In contrast to the MP ensemble experiments, the PBL/SL ensemble primarily shows differences in the LeS band intensity and morphology. Maximum storm-total liquid precipitation equivalent amounts among PBL/SL ensemble members range from 54 to 99 mm, which is a larger range than in the MP ensemble. PBL/SL precipitation forecasts are compared to observations of manual and radar-estimated precipitation to identify which PBL/SL schemes produce excessive QPF. Several sensitivity experiments are also performed with the Quasi-Normal-Scale-Elimination (QNSE) SL scheme, which produces the highest fluxes and snowfall, by varying the Prandtl number and critical threshold for friction velocity to investigate surface flux sensitivity.
Sierra Nevada Rain/Snow Transition
As a participant in the 2015 National Weather Center Research Experiences for Undergraduates program, I completed a summer research project on Sierra Nevada winter storms under the mentorship of NSSL/CIMMS scientist Dr. Heather Reeves.
- Quantified the characteristics and depth of the melting layer for each factor (stability, drop-size distribution, and degree of riming) using a 1-D spectral-bin microphysical model.
- Compared the idealized experiments to observed drop-size distributions and HRRR temperature profiles in several case studies.
- Takeaway: Even if high-resolution models capture the stability (most important factor) fairly well, the other two microphysical factors can still create large variations in the location and depth of the rain/snow transition.
Abstract: Knowing the liquid-water fraction (LWF) in the rain/snow transition zone has useful applications in hydrology, road transportation, and aviation. Several control parameters that dictate the LWF are identified through a series of idealized, two-dimensional experiments using a spectral-bin microphysical model.

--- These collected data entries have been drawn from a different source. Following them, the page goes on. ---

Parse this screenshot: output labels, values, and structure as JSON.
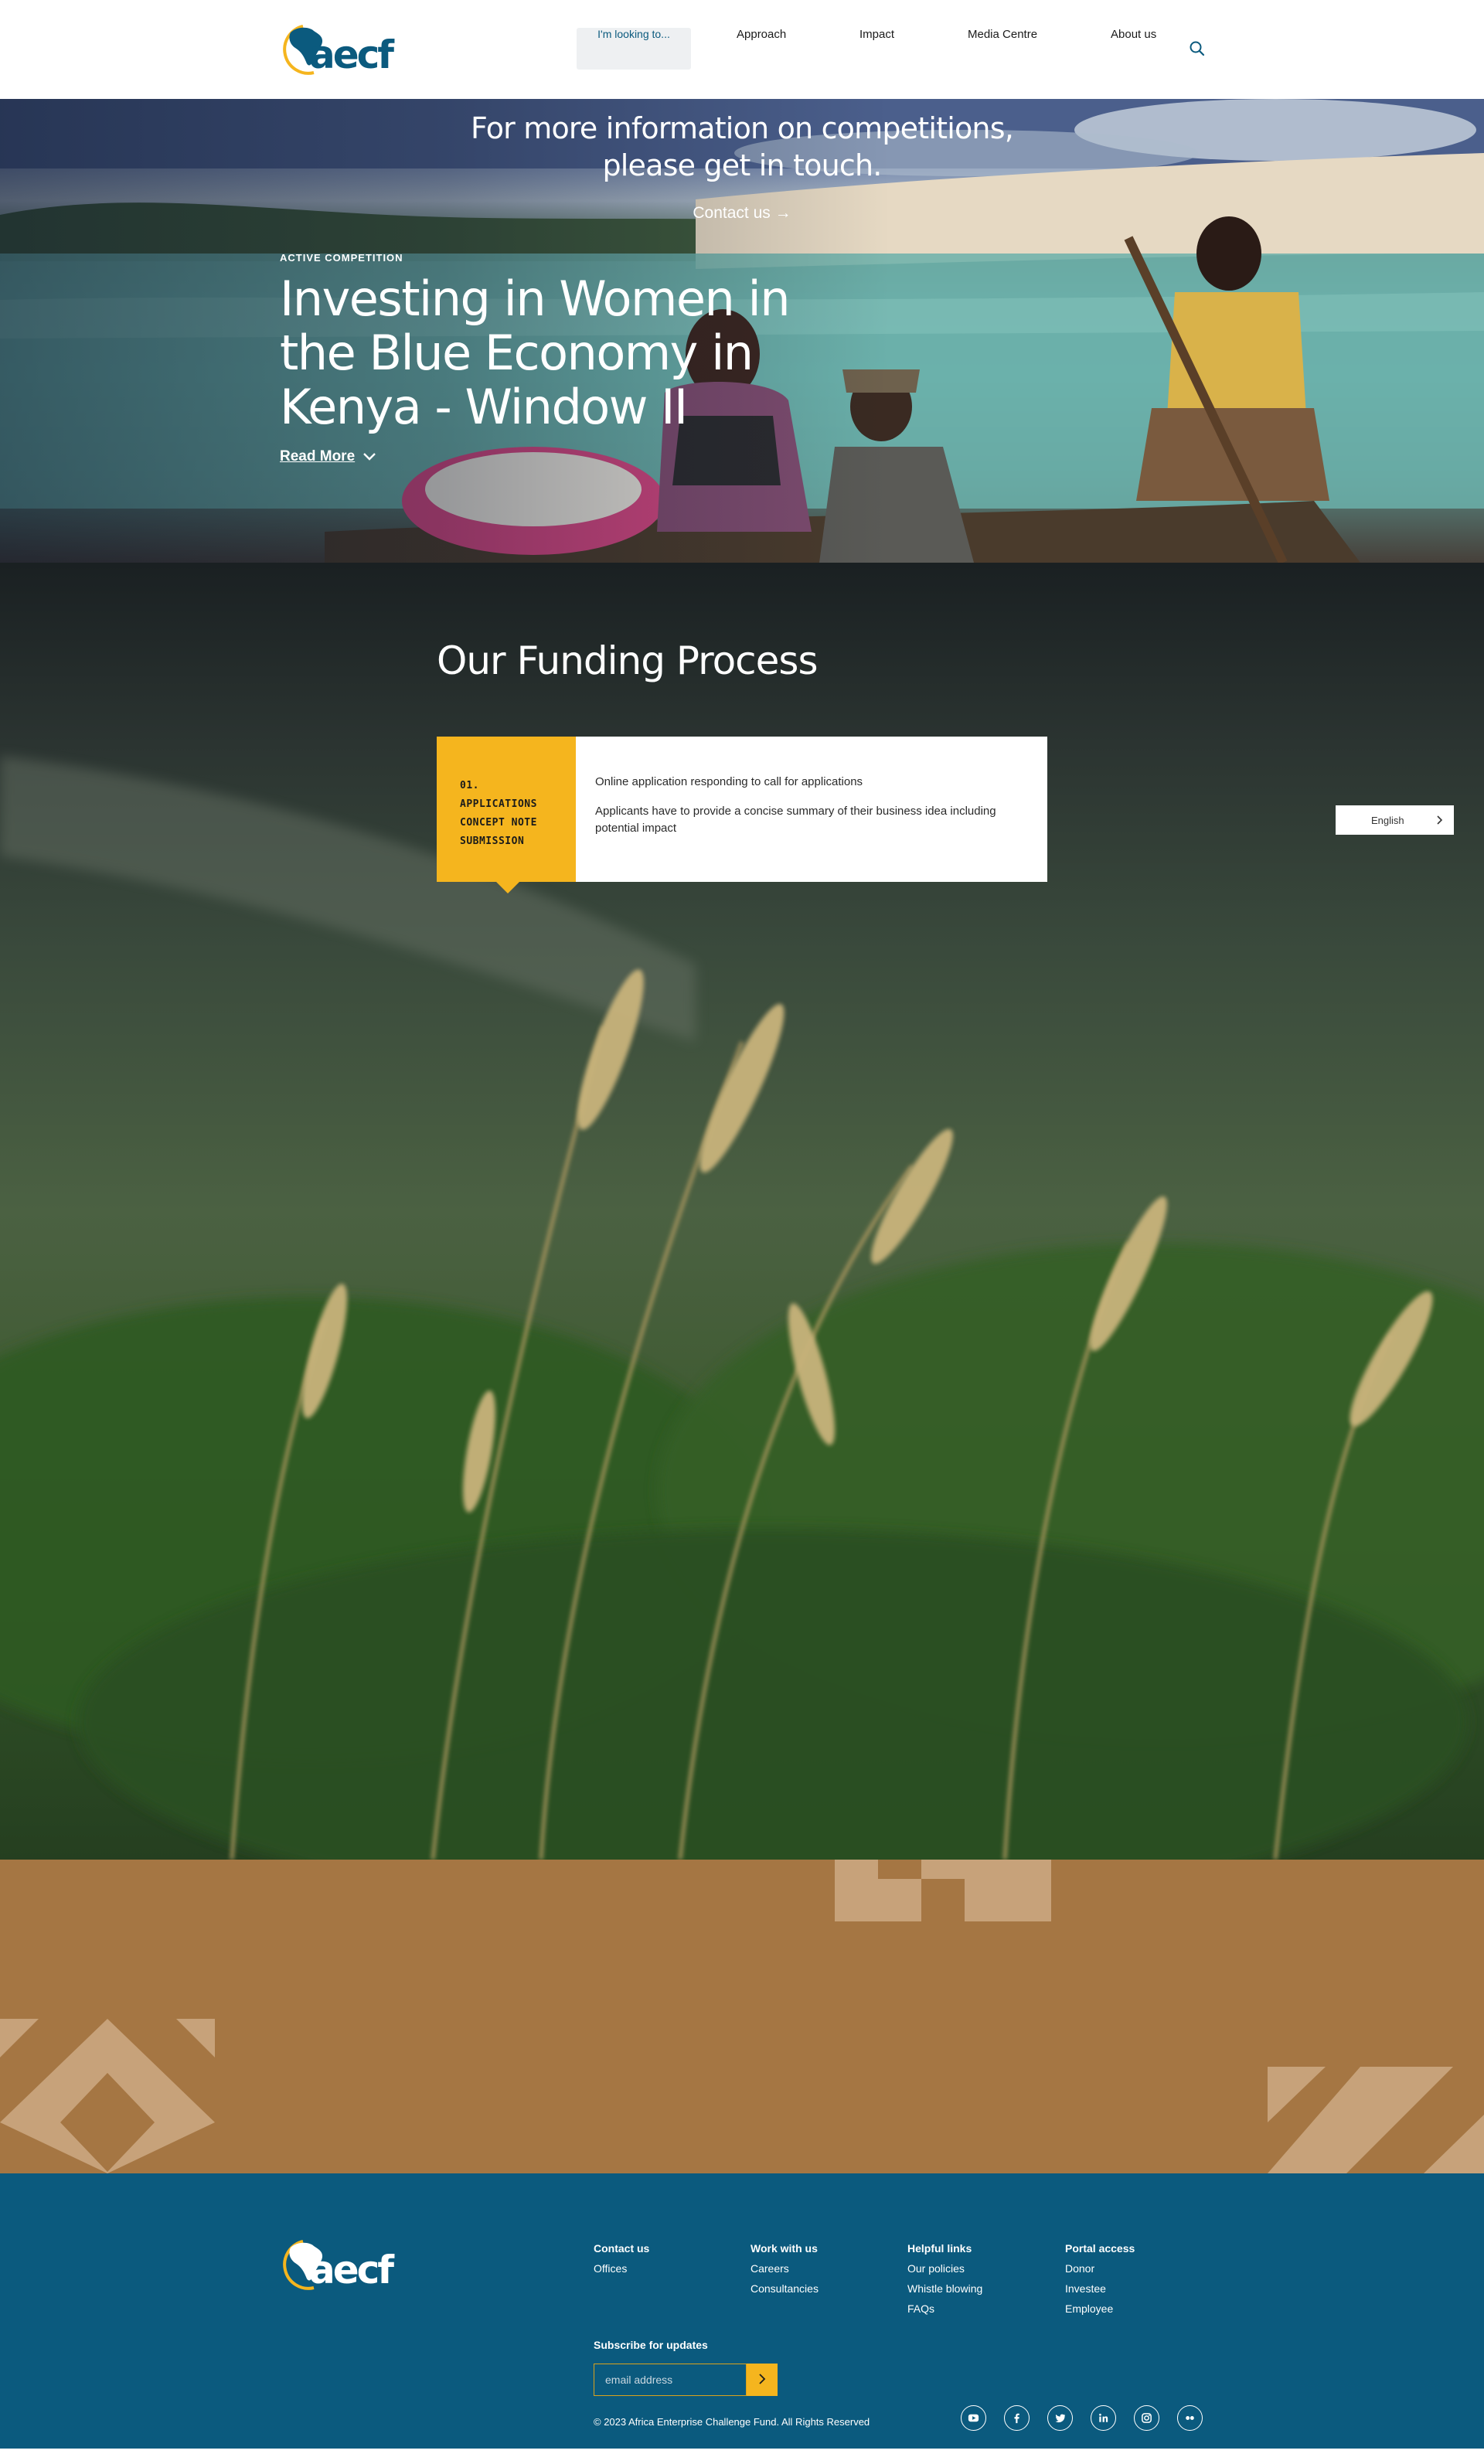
{
  "header": {
    "logo_text": "aecf",
    "nav": {
      "looking": "I'm looking to...",
      "approach": "Approach",
      "impact": "Impact",
      "media": "Media Centre",
      "about": "About us"
    }
  },
  "hero": {
    "kicker": "ACTIVE COMPETITION",
    "title": "Investing in Women in the Blue Economy in Kenya - Window II",
    "read_more": "Read More"
  },
  "funding": {
    "title": "Our Funding Process",
    "step": {
      "number": "01.",
      "name": "APPLICATIONS CONCEPT NOTE SUBMISSION",
      "line1": "Online application responding to call for applications",
      "line2": "Applicants have to provide a concise summary of their business idea including potential impact"
    },
    "language": "English"
  },
  "contact": {
    "text": "For more information on competitions, please get in touch.",
    "link": "Contact us →"
  },
  "footer": {
    "logo_text": "aecf",
    "col1": {
      "head": "Contact us",
      "items": [
        "Offices"
      ]
    },
    "col2": {
      "head": "Work with us",
      "items": [
        "Careers",
        "Consultancies"
      ]
    },
    "col3": {
      "head": "Helpful links",
      "items": [
        "Our policies",
        "Whistle blowing",
        "FAQs"
      ]
    },
    "col4": {
      "head": "Portal access",
      "items": [
        "Donor",
        "Investee",
        "Employee"
      ]
    },
    "subscribe_label": "Subscribe for updates",
    "email_placeholder": "email address",
    "copyright": "© 2023 Africa Enterprise Challenge Fund. All Rights Reserved",
    "socials": [
      "youtube-icon",
      "facebook-icon",
      "twitter-icon",
      "linkedin-icon",
      "instagram-icon",
      "flickr-icon"
    ]
  },
  "colors": {
    "brand_blue": "#0b5a7e",
    "accent_yellow": "#f5b51e",
    "contact_brown": "#a57643"
  }
}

These are the stability, the drop-size distribution (DSD), and the degree of riming (RF). The most important of these is stability. Though DSD and RF have secondary impacts, they are still non-negligible. In real case studies, stability can be determined from numerical-model output, but DSD and RF are unknown. Therefore, several sets of experiments are conducted to gauge the effects of DSD and RF variations on the rain/snow transition zone for actual case studies of orographic precipitation in the western United States. Each experiment uses a unique combination of DSD and RF, which are assumed to be constant across the entire domain. These experiments show that DSD and RF have nontrivial effects on the LWF and depth of the rain/snow transition zone. In some case studies, the depth of the transition zone varies by as much as 450 m.
I presented this research as a poster in January 2016 at the AMS Annual Meeting in New Orleans, LA, and as a presentation in April 2016 at the National Conferences for Undergraduate Research in Asheville, NC.